Let $f$ be a function in $\mathbb{R}^\mathbb{R}$ and consider any basic open subset $O$ of $f$. By the product topology $O$ takes the form $$O=\prod_{x \in \mathbb{R}}O_x$$ where $O_x = \mathbb{R}$ for all $x \in \mathbb{R} \setminus F$ ($F$ is a finite subset of $\mathbb{R}$) and $O_x \subset \mathbb{R}$ are open for $x \in F$.
Since $\mathbb{Q}$ is dense in $\mathbb{R}$ for each $x \in F$ there exists $q_x \in O_x$ and thus we can define $$g : \mathbb{R} \to \mathbb{Q}, \ g(x)= \begin{cases} q_x &\ \text{if } x \in F \\ 0 &\ \text{if } x \notin F\end{cases}.$$
This is now a function that is in $O$ and it's in $X$ as $$\sum_{x \in \Bbb R} |g(x)| < \infty$$ since we're summing over a finite number of rationals. Thus $O \cap X \ne \emptyset$ and $X$ is dense.

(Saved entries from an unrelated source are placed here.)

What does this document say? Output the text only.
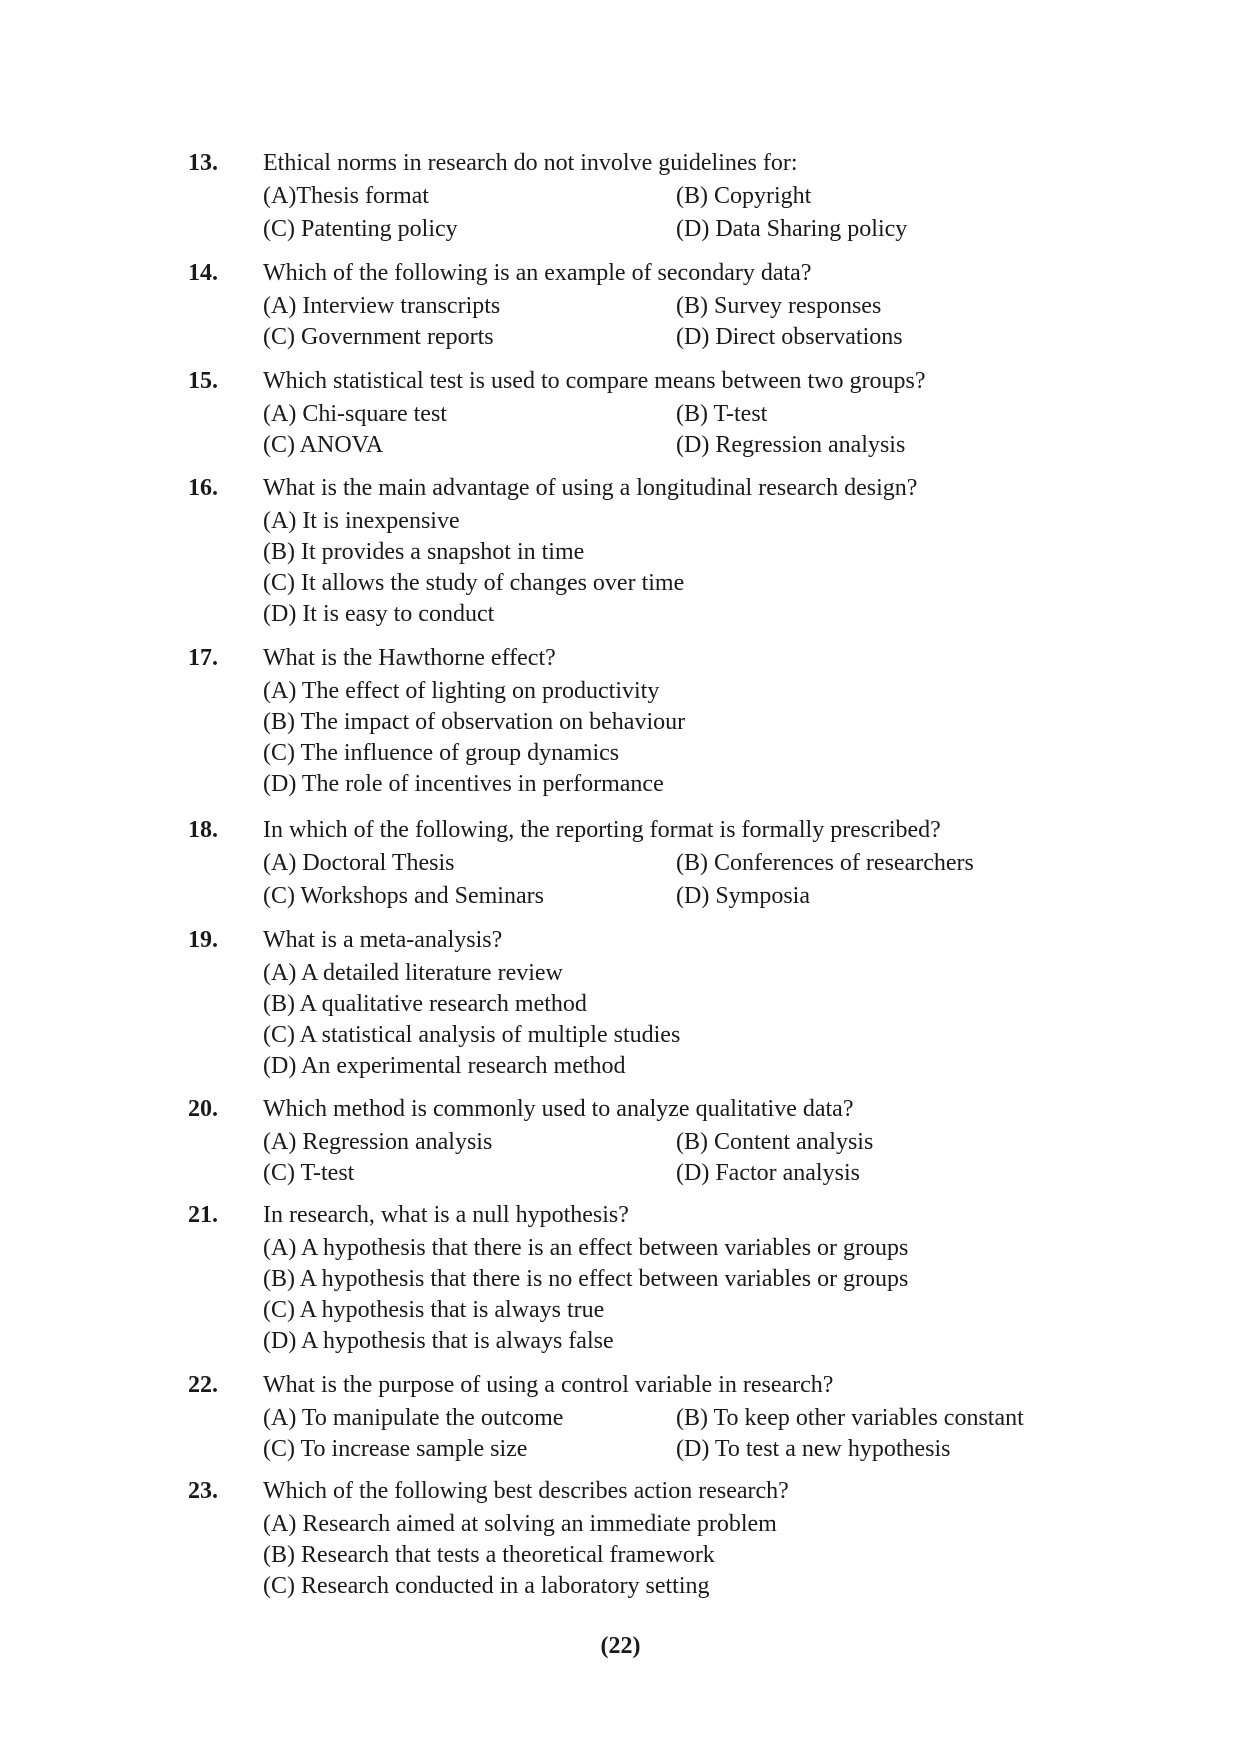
13. Ethical norms in research do not involve guidelines for:
(A)Thesis format	(B) Copyright
(C) Patenting policy	(D) Data Sharing policy
14. Which of the following is an example of secondary data?
(A) Interview transcripts	(B) Survey responses
(C) Government reports	(D) Direct observations
15. Which statistical test is used to compare means between two groups?
(A) Chi-square test	(B) T-test
(C) ANOVA	(D) Regression analysis
16. What is the main advantage of using a longitudinal research design?
(A) It is inexpensive
(B) It provides a snapshot in time
(C) It allows the study of changes over time
(D) It is easy to conduct
17. What is the Hawthorne effect?
(A) The effect of lighting on productivity
(B) The impact of observation on behaviour
(C) The influence of group dynamics
(D) The role of incentives in performance
18. In which of the following, the reporting format is formally prescribed?
(A) Doctoral Thesis	(B) Conferences of researchers
(C) Workshops and Seminars	(D) Symposia
19. What is a meta-analysis?
(A) A detailed literature review
(B) A qualitative research method
(C) A statistical analysis of multiple studies
(D) An experimental research method
20. Which method is commonly used to analyze qualitative data?
(A) Regression analysis	(B) Content analysis
(C) T-test	(D) Factor analysis
21. In research, what is a null hypothesis?
(A) A hypothesis that there is an effect between variables or groups
(B) A hypothesis that there is no effect between variables or groups
(C) A hypothesis that is always true
(D) A hypothesis that is always false
22. What is the purpose of using a control variable in research?
(A) To manipulate the outcome	(B) To keep other variables constant
(C) To increase sample size	(D) To test a new hypothesis
23. Which of the following best describes action research?
(A) Research aimed at solving an immediate problem
(B) Research that tests a theoretical framework
(C) Research conducted in a laboratory setting
(22)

I have some issues with the second part of the problem. If $(f_n)_n$ is a sequence in $X$ such that $f_n \to \mathbf{1}$ pointwise, then $$\forall x \in \mathbb{R} : \forall \varepsilon >0 : \exists n_0 \in \mathbb{N} : |f_n(x)-1|< \varepsilon.$$
I have a feeling that I should be able to contradict the sum $\sum_{x \in \Bbb R} |f(x)| < \infty$ somehow just from this convergence criterion, but I cannot figure out how?
Note that if $\sum_{x \in \mathbb{R}} |f(x)| < \infty$ then $\{x: f(x) \neq 0\}$ is countable.
To see this, write $\{x: f(x) \neq 0\} = \bigcup_{n \ge 1} \{x: |f(x)| > \frac{1}{n}\}$. If the left hand side is uncountable then at least one set in the union on the right hand side is uncountable (and in particular infinite) so that the sum must also be infinite.
This means that given a sequence $f_n$ in $X$, $\{x: \exists n \text{ such that } f_n(x) \neq 0\}$ is also countable. Since $\mathbb{R}$ is uncountable, $f_n$ cannot converge pointwise to $1$.